When I was 30, I went to touch rugby practice with my husband. But I was scared of the rough men on the league and feared getting hurt. The men intimidated me and I felt inferior to their size and strength. I didn’t want to get in their way even though my husband assured me I wouldn’t. I quit touch rugby.
Within a year after we were married, I noticed things between my husband and I change. We grew distant and didn’t do things with each other as a couple anymore. I felt the disconnect, but didn’t know what to do about it. I gave up on my marriage. And went through a divorce.
From the time my mother signed me up for majorettes when I was five, to my divorce at 35, I have labeled myself as a quitter. I justified the quitting by telling myself it was because I wasn’t having fun. I told myself I was lazy. I told myself it was too hard and I was scared. I told myself that I would always be a failure and would never be good at anything.
We all have an inner critic. My eating disorder was mine. It kept me at bay by constantly berating me and spewing out criticism like someone at a firing range. I was compared to my mother my entire life and didn’t stand a chance to live up to her. She died with a reputation of being great at sports, popular, and accomplishing everything she set her mind to. In other words, perfect.
No wonder I felt like a failure my entire life. My mother never had a chance to quit anything.
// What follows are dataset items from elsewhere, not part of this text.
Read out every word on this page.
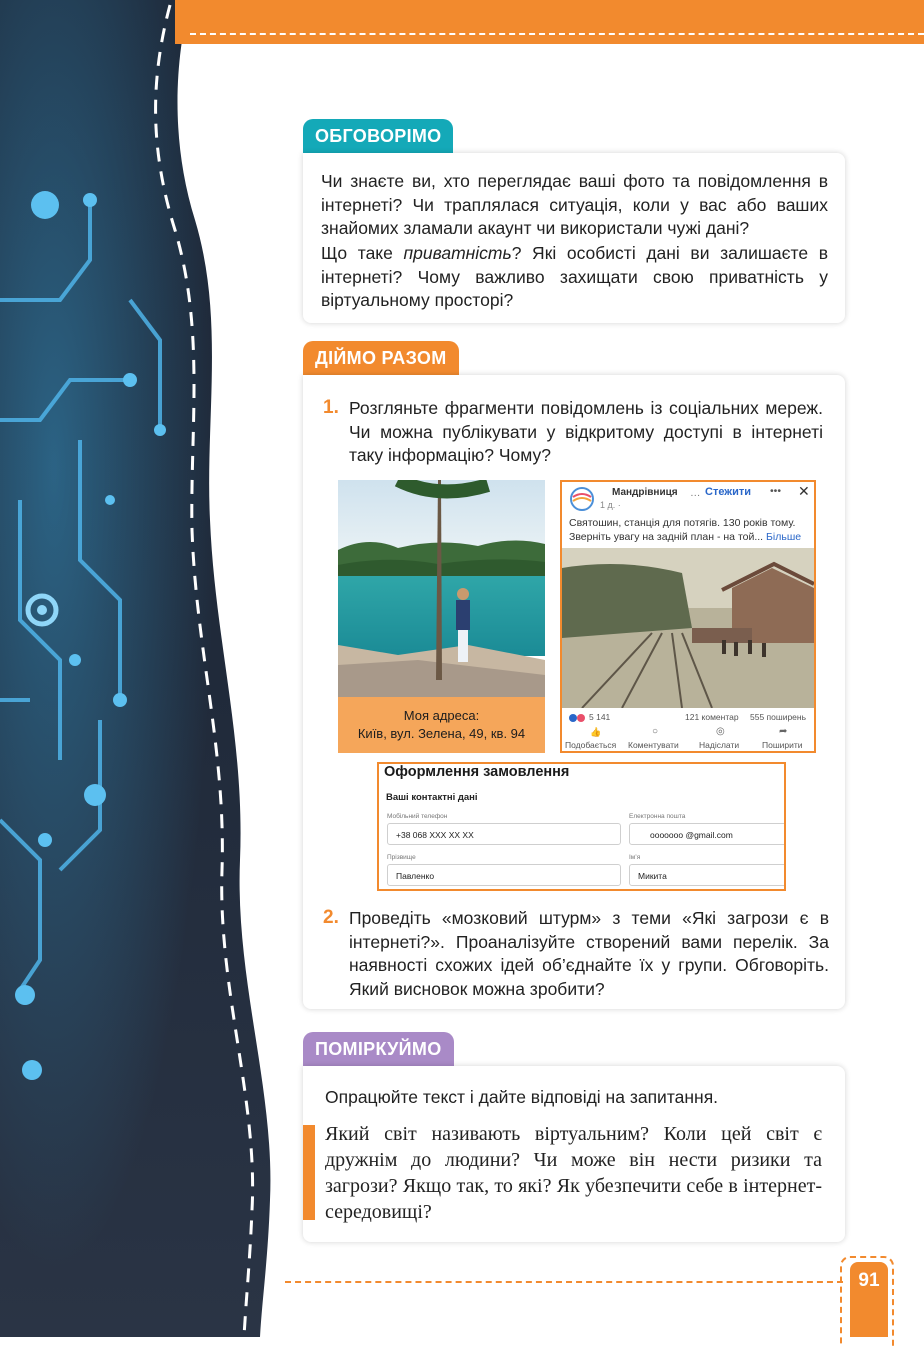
ОБГОВОРІМО
Чи знаєте ви, хто переглядає ваші фото та повідомлення в інтернеті? Чи траплялася ситуація, коли у вас або ваших знайомих зламали акаунт чи використали чужі дані?
Що таке приватність? Які особисті дані ви залишаєте в інтернеті? Чому важливо захищати свою приватність у віртуальному просторі?
ДІЙМО РАЗОМ
1. Розгляньте фрагменти повідомлень із соціальних мереж. Чи можна публікувати у відкритому доступі в інтернеті таку інформацію? Чому?
Моя адреса:
Київ, вул. Зелена, 49, кв. 94
Мандрівниця … Стежити ••• ✕
1 д. ·
Святошин, станція для потягів. 130 років тому.
Зверніть увагу на задній план - на той... Більше
5 141	121 коментар 555 поширень
👍	○	◎	➦
Подобається Коментувати Надіслати	Поширити
Оформлення замовлення
Ваші контактні дані
Мобільний телефон
+38 068 XXX XX XX
Електронна пошта
ooooooo @gmail.com
Прізвище
Павленко
Ім’я
Микита
2. Проведіть «мозковий штурм» з теми «Які загрози є в інтернеті?». Проаналізуйте створений вами перелік. За наявності схожих ідей об’єднайте їх у групи. Обговоріть. Який висновок можна зробити?
ПОМІРКУЙМО
Опрацюйте текст і дайте відповіді на запитання.
Який світ називають віртуальним? Коли цей світ є дружнім до людини? Чи може він нести ризики та загрози? Якщо так, то які? Як убезпечити себе в інтернет-середовищі?
91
After my divorce, I started aerial silks classes. It was hard. It wasn’t fun. I failed many times. For whatever reason, I kept at it and improved over the years’ time. I’m still not great at it, but I keep at it.
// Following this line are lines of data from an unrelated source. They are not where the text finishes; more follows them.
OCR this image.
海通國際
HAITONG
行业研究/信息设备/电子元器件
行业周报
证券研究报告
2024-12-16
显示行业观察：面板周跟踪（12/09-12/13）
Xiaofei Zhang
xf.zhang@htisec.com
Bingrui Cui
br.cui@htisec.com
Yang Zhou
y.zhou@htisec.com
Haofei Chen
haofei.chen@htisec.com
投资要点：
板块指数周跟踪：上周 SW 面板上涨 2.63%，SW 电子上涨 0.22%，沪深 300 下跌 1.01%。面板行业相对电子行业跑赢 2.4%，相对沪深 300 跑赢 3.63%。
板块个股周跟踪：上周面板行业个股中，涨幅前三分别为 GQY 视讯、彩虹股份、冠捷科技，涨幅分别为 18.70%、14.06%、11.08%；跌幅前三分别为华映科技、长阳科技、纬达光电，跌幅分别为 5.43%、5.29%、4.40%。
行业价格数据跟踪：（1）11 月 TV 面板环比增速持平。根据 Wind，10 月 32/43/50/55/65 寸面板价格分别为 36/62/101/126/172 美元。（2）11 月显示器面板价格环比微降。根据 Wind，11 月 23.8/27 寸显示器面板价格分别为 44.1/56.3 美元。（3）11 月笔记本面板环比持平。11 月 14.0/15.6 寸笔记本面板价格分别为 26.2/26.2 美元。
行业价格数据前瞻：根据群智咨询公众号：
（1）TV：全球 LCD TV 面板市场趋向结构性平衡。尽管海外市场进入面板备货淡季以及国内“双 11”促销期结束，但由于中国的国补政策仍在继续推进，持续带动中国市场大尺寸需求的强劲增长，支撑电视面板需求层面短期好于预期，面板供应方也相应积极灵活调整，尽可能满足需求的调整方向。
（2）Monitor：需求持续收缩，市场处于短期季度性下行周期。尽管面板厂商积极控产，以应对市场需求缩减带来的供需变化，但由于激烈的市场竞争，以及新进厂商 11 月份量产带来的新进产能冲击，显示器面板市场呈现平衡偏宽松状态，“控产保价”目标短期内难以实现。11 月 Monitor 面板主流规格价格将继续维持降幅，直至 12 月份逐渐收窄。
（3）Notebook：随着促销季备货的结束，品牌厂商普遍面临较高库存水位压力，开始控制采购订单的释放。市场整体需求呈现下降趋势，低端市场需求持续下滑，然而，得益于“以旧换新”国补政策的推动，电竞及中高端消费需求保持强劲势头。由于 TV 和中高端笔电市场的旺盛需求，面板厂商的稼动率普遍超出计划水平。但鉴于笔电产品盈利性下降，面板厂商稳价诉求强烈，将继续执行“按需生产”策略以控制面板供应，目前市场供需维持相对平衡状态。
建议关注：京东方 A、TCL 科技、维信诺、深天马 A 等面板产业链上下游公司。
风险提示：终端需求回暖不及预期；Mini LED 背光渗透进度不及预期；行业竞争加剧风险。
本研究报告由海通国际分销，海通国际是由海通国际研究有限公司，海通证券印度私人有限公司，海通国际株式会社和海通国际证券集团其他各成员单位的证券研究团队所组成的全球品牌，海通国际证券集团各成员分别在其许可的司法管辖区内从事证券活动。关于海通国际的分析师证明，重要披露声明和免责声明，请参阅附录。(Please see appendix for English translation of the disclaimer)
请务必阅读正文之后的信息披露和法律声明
When I was 36, I started belly dance class. I could have quit that too, but decided to participate in the performance in front of real people, something I would have never done in my younger life.
Just a few months ago from the time of this writing, I started pole dancing. Foreign, painful, but ultimately fun and exciting, I continue going to classes and practicing at home with the pole I bought and installed.
There were many times that I thought about quitting. I was tired. I was sore. I wasn’t making any progress. But I have not quit because I learned that it doesn’t matter if I’m good at something. I feel respected by my teachers, included in the class, and challenged enough where I’m curious to see what I can do with what I learn.
I gave up before I gave things a chance many times during my life. I gave up on putting forth effort. I underestimated myself. I abused my body. And I gave up on what I could have been capable of doing. By being a quitter all my life, I learned that quitting anything is really quitting myself and what I will someday become. I want to see what my future self looks like. I quit being a quitter.